I tell you all of this to say that this chaos has wreaked havoc in my life.  I admit that I feel a little out of control and, inadequately prepared for almost everything.  This only confirms my current conclusions of Proverbs 31.  (I don’t know if you have read it, but it is a synopsis of what a Godly wife/woman should be.)  Frankly, I think the woman described here, was either an over achiever, and or taking speed.  I look at the list of noble character traits and find myself feeling like these are impossible to accomplish, and even more impossible with a happy heart.  I think, if I had lived back in those times, a trip to the well would have been interesting.  In my current state of mind, going to the well with a kid strapped in a papoose and water jug on my head would have only resulted in some major complaining.  The well would have been the modern day coffee shop or nail place.  It would be filled with women sharing the things that women share, or gossiping.  I can just hear it, “Did you see Miranda, there were dirty dishes in her hut, and even more shame, her bed unmade!”  While I admit that I have some real work to do in my interpretation and opinion of Proverbs 31, I know God has a reason for it.  At some point, I will find joy in mopping my floors and making my bed.  


It always strikes me as funny the way God works in life.  I am in a bible study about the Life of David.  It is called Anointed, Transformed, and Redeemed it is written by three amazing Christian women: Kay Arthur, Beth Moore, and Priscilla Shirer.  This week’s lesson was about going through disappointments.  Beth Moore gave many examples of situations when you expect something good, and then you get something bad.  I admit that with all this chaos, I felt lucky as I read the lesson.  I feel lucky, because lets face it in the middle of the chaos, I still have a roof over my head, food in my fridge, and a job.  God is choosing each “stressful” situation to teach me something, and prepare me for His plans for me.  While, I admit, that accepting God’s plan as oppose to my own is a hard pill to swallow, but it is ALWAYS for the best.  My house is suddenly like a metaphor, what God chooses to fix first is not necessarily where I would start!

Beth Moore wrote something that was so profound to me.  She wrote this:

 “If we only understood that any part of us crucified in doing His will becomes a hotbed of resurrection power.  Where we die to self, the Spirit of Christ is raised in us.”

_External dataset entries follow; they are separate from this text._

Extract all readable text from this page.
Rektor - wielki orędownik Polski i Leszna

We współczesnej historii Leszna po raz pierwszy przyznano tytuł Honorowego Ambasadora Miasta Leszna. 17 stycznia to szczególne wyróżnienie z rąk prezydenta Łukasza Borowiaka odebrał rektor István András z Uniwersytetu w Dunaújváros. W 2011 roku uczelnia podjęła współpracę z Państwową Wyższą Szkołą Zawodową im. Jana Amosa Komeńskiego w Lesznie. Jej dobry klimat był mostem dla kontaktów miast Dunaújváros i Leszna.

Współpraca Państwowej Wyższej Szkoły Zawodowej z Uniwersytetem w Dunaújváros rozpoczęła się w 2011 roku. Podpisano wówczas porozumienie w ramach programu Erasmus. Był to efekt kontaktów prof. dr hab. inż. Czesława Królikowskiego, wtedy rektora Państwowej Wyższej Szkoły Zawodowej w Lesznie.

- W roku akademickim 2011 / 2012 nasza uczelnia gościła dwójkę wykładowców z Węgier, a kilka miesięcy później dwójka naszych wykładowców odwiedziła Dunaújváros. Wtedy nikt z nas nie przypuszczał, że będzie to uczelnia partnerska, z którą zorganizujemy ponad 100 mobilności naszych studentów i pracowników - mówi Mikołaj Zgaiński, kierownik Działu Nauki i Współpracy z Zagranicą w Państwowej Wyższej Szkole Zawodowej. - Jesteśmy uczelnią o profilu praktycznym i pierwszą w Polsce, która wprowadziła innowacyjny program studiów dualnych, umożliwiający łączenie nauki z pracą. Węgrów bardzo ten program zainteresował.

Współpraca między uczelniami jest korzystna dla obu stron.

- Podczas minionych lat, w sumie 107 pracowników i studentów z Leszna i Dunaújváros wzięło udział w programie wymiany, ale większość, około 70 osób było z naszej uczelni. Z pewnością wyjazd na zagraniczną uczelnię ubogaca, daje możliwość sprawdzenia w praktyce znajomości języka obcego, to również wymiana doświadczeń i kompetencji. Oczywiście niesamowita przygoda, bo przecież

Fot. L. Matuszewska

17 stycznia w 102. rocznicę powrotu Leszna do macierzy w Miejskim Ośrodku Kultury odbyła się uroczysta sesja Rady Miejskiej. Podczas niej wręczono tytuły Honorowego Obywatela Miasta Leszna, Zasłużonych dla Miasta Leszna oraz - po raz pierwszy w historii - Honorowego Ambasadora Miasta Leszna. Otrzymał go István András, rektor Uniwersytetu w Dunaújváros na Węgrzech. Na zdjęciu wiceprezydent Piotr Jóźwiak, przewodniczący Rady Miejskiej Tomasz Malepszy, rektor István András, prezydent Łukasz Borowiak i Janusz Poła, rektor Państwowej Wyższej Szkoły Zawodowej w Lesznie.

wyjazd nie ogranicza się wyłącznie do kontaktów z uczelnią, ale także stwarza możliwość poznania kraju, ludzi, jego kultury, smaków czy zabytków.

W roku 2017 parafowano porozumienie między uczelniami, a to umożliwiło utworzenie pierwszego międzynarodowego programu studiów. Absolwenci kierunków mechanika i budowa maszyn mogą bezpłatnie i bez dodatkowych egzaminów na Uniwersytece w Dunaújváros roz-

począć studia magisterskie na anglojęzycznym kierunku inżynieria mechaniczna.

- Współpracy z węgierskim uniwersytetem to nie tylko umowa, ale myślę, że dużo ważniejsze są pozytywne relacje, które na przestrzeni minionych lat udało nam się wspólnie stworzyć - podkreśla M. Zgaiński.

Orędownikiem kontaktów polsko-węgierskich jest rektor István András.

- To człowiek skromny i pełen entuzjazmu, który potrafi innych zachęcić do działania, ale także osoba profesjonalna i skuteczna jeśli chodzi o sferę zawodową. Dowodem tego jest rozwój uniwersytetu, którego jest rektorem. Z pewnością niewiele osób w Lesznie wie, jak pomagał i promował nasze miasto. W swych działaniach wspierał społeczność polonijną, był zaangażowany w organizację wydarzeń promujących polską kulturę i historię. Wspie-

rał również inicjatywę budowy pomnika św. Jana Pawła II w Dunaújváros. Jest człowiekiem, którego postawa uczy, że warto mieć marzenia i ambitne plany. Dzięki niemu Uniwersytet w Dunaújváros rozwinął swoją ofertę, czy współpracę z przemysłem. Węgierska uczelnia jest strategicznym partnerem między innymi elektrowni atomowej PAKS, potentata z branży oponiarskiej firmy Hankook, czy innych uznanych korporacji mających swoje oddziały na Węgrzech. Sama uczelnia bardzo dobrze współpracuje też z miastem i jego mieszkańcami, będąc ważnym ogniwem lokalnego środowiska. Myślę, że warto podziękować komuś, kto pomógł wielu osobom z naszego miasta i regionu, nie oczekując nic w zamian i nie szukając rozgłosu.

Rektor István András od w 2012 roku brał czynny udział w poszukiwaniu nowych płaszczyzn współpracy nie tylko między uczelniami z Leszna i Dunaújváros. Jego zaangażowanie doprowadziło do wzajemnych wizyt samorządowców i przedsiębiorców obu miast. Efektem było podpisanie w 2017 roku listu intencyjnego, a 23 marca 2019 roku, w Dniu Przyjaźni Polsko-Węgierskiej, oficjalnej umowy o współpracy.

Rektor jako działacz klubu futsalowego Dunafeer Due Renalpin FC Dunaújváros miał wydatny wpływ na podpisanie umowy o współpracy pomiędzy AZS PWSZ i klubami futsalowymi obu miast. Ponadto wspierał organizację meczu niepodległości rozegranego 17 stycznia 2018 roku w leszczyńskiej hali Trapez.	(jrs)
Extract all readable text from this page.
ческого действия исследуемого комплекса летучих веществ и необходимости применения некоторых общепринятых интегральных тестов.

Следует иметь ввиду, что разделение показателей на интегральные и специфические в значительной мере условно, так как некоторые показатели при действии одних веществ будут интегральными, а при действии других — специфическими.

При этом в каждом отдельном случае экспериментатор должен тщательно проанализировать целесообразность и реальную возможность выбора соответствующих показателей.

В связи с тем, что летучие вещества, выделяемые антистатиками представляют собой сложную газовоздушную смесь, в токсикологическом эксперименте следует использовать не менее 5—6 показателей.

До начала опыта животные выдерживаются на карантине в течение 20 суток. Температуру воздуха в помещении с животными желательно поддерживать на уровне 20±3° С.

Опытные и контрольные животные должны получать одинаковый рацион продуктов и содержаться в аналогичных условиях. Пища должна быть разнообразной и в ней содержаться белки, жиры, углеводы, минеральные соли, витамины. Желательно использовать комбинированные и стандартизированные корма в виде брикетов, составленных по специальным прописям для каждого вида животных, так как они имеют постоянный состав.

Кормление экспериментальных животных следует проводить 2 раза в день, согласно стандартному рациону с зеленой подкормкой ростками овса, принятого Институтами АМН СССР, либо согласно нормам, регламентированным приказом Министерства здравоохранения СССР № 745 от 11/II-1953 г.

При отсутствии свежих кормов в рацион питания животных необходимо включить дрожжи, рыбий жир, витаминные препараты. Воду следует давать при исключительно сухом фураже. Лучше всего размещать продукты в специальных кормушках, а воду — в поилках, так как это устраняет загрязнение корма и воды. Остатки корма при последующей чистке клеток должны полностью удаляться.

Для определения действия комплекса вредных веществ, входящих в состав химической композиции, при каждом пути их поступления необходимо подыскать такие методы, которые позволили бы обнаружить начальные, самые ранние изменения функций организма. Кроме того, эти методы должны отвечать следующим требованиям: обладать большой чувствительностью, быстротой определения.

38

While, I have heard and read verses that discuss this very subject, I don’t think they ever really sunk in.  This time the big bad word OBEDIENCE came to mind.  If I submit in obedience to God/ His will, then I am capable, prepared, and able to do anything.  WOW!  What an awesome thought!  If I am obedient, then my heart will find joy in the things that myself and the world are telling me is no fun.  Obedience is a scary word, I am not sure that anything in my life has been done obediently.  I think that God is telling me that he is going to work on this with me.  If I am being honest, the thought of working on obedience scares me!  Obedience is foreign to me!  I will have to trust God and see where this takes me.  I will let you know after I mop my floors and make my bed just how I am feeling!

This is my mindset; feel free to share yours with me!